In the energy sector, estimates by the agencies indicated a drop of 14% – or around 1.3 metric tonnes of carbon dioxide equivalent – compared to 2019.

Although pandemic measures played a part in this, the EPA and SEAI pointed to a fall in the amount of electricity produced using coal and peat and an increase in the use of renewables as factors behind the decrease.

However, while emissions across the commercial, public services and industry sectors are estimated to have fallen as a result of less economic activity last year, emissions from the residential sector rose by 9%, due to a greater number of people working from home.

The environmental agencies also attributed this increase to low prices for home heating fuel, particularly in the early part of the year, pointing to an 18% rise in kerosene sales compared to 2019.

Agriculture emissions are also expected to have risen slightly as a result of increased fuel and fertiliser use on farms.

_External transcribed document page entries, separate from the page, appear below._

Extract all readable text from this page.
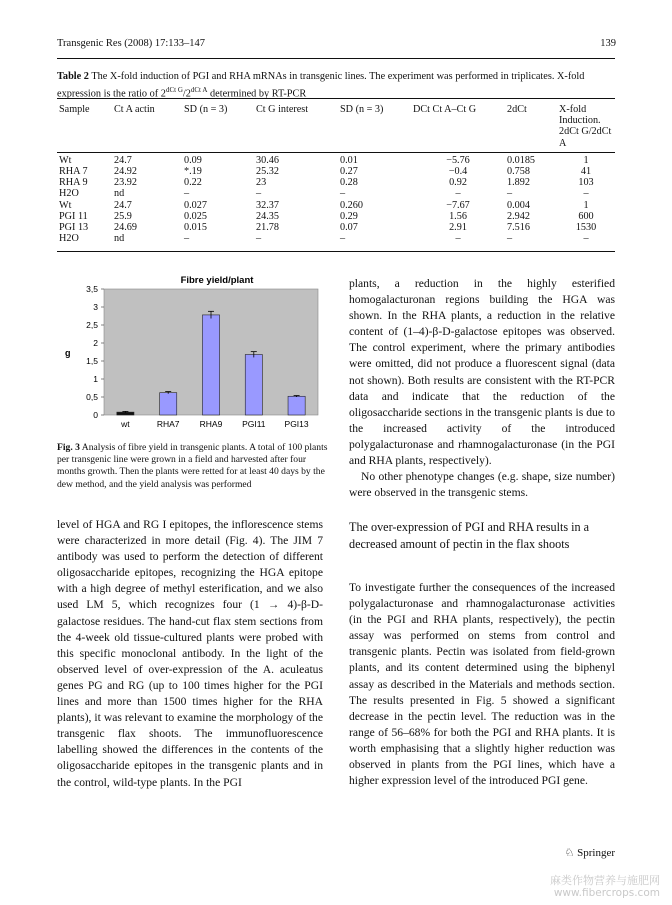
Transgenic Res (2008) 17:133–147	139
Table 2 The X-fold induction of PGI and RHA mRNAs in transgenic lines. The experiment was performed in triplicates. X-fold expression is the ratio of $2^{dCt G}/2^{dCt A}$ determined by RT-PCR
Sample	Ct A actin	SD (n = 3)	Ct G interest	SD (n = 3)	DCt Ct A–Ct G	2dCt	X-fold Induction. 2dCt G/2dCt A
Wt	24.7	0.09	30.46	0.01	−5.76	0.0185	1
RHA 7	24.92	*.19	25.32	0.27	−0.4	0.758	41
RHA 9	23.92	0.22	23	0.28	0.92	1.892	103
H2O	nd	–	–	–	–	–	–
Wt	24.7	0.027	32.37	0.260	−7.67	0.004	1
PGI 11	25.9	0.025	24.35	0.29	1.56	2.942	600
PGI 13	24.69	0.015	21.78	0.07	2.91	7.516	1530
H2O	nd	–	–	–	–	–	–
Fibre yield/plant
g
0
0,5
1
1,5
2
2,5
3
3,5
wt	RHA7 RHA9 PGI11 PGI13
Fig. 3 Analysis of fibre yield in transgenic plants. A total of 100 plants per transgenic line were grown in a field and harvested after four months growth. Then the plants were retted for at least 40 days by the dew method, and the yield analysis was performed

level of HGA and RG I epitopes, the inflorescence stems were characterized in more detail (Fig. 4). The JIM 7 antibody was used to perform the detection of different oligosaccharide epitopes, recognizing the HGA epitope with a high degree of methyl esterification, and we also used LM 5, which recognizes four (1 → 4)-β-D-galactose residues. The hand-cut flax stem sections from the 4-week old tissue-cultured plants were probed with this specific monoclonal antibody. In the light of the observed level of over-expression of the A. aculeatus genes PG and RG (up to 100 times higher for the PGI lines and more than 1500 times higher for the RHA plants), it was relevant to examine the morphology of the transgenic flax shoots. The immunofluorescence labelling showed the differences in the contents of the oligosaccharide epitopes in the transgenic plants and in the control, wild-type plants. In the PGI

plants, a reduction in the highly esterified homogalacturonan regions building the HGA was shown. In the RHA plants, a reduction in the relative content of (1–4)-β-D-galactose epitopes was observed. The control experiment, where the primary antibodies were omitted, did not produce a fluorescent signal (data not shown). Both results are consistent with the RT-PCR data and indicate that the reduction of the oligosaccharide sections in the transgenic plants is due to the increased activity of the introduced polygalacturonase and rhamnogalacturonase (in the PGI and RHA plants, respectively).

No other phenotype changes (e.g. shape, size number) were observed in the transgenic stems.

The over-expression of PGI and RHA results in a decreased amount of pectin in the flax shoots

To investigate further the consequences of the increased polygalacturonase and rhamnogalacturonase activities (in the PGI and RHA plants, respectively), the pectin assay was performed on stems from control and transgenic plants. Pectin was isolated from field-grown plants, and its content determined using the biphenyl assay as described in the Materials and methods section. The results presented in Fig. 5 showed a significant decrease in the pectin level. The reduction was in the range of 56–68% for both the PGI and RHA plants. It is worth emphasising that a slightly higher reduction was observed in plants from the PGI lines, which have a higher expression level of the introduced PGI gene.

♘ Springer
麻类作物营养与施肥网
www.fibercrops.com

The estimates are based on monthly indicator data, allowing for earlier estimation of emissions than the more comprehensive annual data used by the EPA to produce Ireland’s Greenhouse Gases Inventory.

The overall reduction in emissions is comparable to that seen following the global financial crisis in 2008, and is the biggest drop since Ireland exited the crisis in 2011.

However, the EPA and SEAI warned that the economic rebound from the Covid- 19 crisis could bring emissions back to previous levels unless additional action is taken.

These include moving away from fossil fuels for heating and transport, building lower-energy buildings and making ‘greener’ choices on an individual level – such as on travel and avoiding food waste. 

EPA Director General Laura Burke noted that Ireland’s economy was at a pivotal point and highlighted how the steps taken to recover from Covid-19 will shape the next decade.

“While these early estimates show a reduction in greenhouse gas emissions for 2020 as a result of Covid restrictions, this level of emission reductions, at a minimum, will be required annually,” she said.

“Ireland needs a green recovery to rebuild our economy, generate new jobs and respond to climate change.”

She added that last year’s emissions reductions must be used as a springboard to achieve substantial reductions every year to ensure future climate targets can be met.